Y aunque a veces ese espacio duela, también es ahí donde nos reconstruimos. Porque, aunque no seamos de aquí ni de allá, somos un constructo de afectos, lenguas, sabores y memorias, tejidos con nostalgia y necesidad.

Y si tú, que estás leyendo esto, nunca has emigrado, pero conoces a alguien que sí —una amiga, un primo, una colega—, ojalá no lo juzgues por parecer cambiado.
No es que haya dejado de ser de aquí, es que irse te parte en dos. Y eso, desde afuera, no se entiende.

Tendrías que haberte ido tú también. Tendrías que haber sentido lo que es llorar por extrañar un olor que ya nadie huele, cargar la nostalgia como bolso de mano, aprender a decir adiós sin fecha de regreso y a responder “bien” cuando todo en ti grita “me estoy rompiendo”.

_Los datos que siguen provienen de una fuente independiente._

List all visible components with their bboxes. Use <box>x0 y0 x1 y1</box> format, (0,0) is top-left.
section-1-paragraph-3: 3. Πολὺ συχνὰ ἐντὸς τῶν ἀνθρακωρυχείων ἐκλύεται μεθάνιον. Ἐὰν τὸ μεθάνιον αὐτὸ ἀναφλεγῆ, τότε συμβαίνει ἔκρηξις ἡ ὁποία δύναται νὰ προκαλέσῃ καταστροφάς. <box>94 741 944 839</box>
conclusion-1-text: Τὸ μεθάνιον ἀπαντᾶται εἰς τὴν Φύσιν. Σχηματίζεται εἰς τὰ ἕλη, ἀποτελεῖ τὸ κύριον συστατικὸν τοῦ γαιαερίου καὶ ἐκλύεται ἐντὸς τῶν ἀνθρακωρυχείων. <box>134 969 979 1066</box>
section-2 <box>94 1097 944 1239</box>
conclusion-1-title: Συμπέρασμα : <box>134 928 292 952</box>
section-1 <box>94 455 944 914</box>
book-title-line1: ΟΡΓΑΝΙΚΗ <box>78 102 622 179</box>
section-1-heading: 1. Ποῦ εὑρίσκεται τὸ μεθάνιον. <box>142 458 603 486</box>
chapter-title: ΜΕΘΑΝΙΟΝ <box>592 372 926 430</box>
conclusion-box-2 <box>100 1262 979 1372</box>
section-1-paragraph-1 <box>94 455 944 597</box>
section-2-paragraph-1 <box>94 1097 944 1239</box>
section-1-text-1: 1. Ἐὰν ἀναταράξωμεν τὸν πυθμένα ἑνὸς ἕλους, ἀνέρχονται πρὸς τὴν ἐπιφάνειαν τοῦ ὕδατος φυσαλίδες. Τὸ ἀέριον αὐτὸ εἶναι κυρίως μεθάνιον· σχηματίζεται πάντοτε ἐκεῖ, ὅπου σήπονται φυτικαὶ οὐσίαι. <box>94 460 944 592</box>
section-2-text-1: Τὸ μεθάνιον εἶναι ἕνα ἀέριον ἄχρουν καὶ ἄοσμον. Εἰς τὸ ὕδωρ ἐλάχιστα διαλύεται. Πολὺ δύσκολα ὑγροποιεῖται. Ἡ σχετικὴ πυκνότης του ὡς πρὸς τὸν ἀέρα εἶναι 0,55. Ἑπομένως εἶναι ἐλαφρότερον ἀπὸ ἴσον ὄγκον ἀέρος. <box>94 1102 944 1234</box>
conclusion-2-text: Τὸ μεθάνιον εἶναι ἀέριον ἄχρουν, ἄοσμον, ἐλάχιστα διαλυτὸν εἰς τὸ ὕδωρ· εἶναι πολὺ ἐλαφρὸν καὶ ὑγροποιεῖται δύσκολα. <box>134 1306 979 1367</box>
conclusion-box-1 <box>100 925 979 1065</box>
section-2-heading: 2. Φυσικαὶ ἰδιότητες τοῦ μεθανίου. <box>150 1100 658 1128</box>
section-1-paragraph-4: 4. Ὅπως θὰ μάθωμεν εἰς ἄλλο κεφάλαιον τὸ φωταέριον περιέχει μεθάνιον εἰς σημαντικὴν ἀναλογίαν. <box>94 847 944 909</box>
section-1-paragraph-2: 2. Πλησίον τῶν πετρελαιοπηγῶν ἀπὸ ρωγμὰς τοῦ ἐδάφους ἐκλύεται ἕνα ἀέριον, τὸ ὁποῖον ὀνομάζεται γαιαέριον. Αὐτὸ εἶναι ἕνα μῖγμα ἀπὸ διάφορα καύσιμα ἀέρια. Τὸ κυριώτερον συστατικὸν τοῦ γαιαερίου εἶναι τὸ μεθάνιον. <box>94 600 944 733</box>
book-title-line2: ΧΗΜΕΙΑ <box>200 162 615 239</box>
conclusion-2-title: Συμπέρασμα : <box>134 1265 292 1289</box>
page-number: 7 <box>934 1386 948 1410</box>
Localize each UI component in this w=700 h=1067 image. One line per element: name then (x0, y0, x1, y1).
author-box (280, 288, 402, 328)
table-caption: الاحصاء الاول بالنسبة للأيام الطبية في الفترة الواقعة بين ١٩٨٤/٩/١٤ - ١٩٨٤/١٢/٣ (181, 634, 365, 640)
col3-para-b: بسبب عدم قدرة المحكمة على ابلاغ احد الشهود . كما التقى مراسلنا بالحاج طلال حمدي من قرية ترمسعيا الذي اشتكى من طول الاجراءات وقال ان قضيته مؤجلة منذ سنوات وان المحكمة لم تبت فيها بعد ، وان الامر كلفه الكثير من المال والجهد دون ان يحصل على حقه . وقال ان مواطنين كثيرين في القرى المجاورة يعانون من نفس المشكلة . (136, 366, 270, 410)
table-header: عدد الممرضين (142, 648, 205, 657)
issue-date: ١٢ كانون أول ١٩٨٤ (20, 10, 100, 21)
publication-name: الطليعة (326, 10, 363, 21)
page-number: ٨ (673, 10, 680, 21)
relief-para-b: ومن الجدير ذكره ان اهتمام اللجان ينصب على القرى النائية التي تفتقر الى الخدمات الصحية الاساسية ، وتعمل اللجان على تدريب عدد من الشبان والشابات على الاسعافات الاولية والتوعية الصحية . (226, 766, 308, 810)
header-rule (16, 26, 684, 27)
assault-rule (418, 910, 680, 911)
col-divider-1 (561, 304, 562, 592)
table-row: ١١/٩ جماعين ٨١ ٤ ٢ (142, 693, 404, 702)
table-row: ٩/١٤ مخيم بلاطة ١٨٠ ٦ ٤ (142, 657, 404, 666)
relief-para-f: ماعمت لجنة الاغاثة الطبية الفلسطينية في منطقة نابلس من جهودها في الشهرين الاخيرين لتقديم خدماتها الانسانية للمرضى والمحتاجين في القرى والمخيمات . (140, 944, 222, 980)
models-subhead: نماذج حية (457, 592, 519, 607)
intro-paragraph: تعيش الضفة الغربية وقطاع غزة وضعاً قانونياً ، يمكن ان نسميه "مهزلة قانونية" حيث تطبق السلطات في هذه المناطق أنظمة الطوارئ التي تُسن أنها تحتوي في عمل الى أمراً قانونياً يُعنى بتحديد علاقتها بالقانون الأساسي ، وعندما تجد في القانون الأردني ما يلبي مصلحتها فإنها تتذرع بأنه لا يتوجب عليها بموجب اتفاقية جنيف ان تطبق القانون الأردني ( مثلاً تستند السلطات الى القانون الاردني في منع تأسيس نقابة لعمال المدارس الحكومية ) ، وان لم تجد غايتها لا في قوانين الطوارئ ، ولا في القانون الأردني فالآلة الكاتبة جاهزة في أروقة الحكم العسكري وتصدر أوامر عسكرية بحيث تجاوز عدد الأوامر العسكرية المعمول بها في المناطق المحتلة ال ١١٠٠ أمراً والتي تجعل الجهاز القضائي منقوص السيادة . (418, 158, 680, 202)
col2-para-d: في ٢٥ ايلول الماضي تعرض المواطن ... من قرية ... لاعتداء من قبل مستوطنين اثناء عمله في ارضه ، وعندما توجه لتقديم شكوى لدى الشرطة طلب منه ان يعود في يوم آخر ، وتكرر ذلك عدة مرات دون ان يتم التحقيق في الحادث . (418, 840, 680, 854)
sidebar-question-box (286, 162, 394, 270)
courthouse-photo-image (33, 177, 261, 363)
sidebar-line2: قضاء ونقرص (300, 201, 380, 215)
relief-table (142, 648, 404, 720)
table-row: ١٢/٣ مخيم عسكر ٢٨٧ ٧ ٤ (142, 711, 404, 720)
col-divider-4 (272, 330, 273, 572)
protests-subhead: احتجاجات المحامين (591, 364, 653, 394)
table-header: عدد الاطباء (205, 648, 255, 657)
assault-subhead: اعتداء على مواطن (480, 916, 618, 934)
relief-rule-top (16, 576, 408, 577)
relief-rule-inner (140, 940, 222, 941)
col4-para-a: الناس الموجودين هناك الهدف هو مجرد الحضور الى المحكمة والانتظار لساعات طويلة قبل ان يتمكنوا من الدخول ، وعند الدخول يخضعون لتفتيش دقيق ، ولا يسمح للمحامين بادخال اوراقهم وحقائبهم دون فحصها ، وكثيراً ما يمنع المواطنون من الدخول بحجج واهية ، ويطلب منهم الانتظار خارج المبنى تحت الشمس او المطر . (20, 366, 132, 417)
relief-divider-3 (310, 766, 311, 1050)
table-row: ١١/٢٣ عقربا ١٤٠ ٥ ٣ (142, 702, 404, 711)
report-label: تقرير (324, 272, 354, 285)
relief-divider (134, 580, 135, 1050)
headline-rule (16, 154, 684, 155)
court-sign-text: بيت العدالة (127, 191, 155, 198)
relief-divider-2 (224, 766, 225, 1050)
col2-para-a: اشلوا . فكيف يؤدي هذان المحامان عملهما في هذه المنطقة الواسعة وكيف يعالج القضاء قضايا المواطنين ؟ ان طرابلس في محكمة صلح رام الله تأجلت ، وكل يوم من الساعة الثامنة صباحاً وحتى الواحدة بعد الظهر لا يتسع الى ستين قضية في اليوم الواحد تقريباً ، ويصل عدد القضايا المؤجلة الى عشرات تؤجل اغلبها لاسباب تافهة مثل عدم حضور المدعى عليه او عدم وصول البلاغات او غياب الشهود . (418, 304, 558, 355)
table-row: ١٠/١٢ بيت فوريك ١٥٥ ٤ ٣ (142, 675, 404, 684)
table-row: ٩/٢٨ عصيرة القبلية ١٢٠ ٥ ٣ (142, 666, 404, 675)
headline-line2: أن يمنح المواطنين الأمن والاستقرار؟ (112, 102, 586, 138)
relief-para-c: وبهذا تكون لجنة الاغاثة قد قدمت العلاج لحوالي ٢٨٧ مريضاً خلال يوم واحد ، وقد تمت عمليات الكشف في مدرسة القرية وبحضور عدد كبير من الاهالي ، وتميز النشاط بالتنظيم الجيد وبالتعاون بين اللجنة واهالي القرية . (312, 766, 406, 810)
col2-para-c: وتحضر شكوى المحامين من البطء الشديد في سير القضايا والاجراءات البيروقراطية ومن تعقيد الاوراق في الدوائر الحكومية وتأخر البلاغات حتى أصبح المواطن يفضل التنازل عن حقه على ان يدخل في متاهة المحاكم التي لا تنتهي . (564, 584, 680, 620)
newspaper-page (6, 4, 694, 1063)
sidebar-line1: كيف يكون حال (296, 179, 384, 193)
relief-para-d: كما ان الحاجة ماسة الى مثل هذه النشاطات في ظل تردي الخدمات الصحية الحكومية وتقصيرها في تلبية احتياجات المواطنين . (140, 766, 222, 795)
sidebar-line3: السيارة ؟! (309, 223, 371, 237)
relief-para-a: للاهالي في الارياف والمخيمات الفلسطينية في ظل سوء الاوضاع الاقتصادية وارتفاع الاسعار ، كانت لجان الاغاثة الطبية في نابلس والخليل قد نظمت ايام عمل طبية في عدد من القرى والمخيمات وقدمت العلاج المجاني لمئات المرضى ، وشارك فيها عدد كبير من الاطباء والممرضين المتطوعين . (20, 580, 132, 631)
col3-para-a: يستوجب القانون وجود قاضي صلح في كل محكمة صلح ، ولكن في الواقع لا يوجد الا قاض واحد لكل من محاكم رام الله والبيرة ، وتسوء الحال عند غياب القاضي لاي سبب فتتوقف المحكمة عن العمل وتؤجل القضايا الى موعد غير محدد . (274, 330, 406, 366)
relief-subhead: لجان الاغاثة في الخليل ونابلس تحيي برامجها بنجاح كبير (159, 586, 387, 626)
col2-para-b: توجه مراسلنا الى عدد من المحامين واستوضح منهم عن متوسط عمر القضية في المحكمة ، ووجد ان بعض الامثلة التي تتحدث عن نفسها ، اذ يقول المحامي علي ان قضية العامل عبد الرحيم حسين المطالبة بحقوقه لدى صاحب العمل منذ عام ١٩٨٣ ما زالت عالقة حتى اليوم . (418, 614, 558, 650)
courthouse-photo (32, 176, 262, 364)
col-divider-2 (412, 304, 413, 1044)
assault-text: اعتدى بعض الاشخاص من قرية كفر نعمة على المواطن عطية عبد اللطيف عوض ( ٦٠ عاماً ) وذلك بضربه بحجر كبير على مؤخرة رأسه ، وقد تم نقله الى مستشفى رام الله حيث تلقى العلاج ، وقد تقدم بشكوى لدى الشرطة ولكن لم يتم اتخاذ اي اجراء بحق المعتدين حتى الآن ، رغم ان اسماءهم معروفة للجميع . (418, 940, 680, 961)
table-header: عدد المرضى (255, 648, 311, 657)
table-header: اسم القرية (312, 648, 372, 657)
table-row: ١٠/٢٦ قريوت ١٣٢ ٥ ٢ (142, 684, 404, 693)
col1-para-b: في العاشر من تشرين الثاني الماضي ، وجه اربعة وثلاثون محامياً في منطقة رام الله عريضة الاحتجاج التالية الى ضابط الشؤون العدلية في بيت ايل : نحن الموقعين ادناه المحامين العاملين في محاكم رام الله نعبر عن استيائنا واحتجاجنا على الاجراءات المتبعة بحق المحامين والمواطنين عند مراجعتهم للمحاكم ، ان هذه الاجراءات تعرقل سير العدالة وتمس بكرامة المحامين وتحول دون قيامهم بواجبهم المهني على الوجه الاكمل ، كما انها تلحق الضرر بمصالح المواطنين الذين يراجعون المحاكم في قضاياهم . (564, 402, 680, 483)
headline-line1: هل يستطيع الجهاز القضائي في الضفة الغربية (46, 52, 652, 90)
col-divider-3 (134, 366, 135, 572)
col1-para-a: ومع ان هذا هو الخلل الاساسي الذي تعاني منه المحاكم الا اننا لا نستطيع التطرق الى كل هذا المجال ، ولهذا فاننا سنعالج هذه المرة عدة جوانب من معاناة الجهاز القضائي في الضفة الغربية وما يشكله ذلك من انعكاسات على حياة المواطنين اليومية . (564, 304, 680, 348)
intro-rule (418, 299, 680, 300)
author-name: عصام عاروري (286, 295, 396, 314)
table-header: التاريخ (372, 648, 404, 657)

Tendrías que haberte reconstruido con pedazos que ya no encajan del todo, con palabras nuevas, con recuerdos que empiezan a desdibujarse sin pedir permiso.

Solo entonces sabrías que no nos fuimos solo por aventura. Nos fuimos por amor a algo, a alguien, o simplemente para sobrevivir.

Y aunque ya no sepamos con certeza dónde queda el “aquí”, te juro que nunca hemos dejado de llevarlo dentro.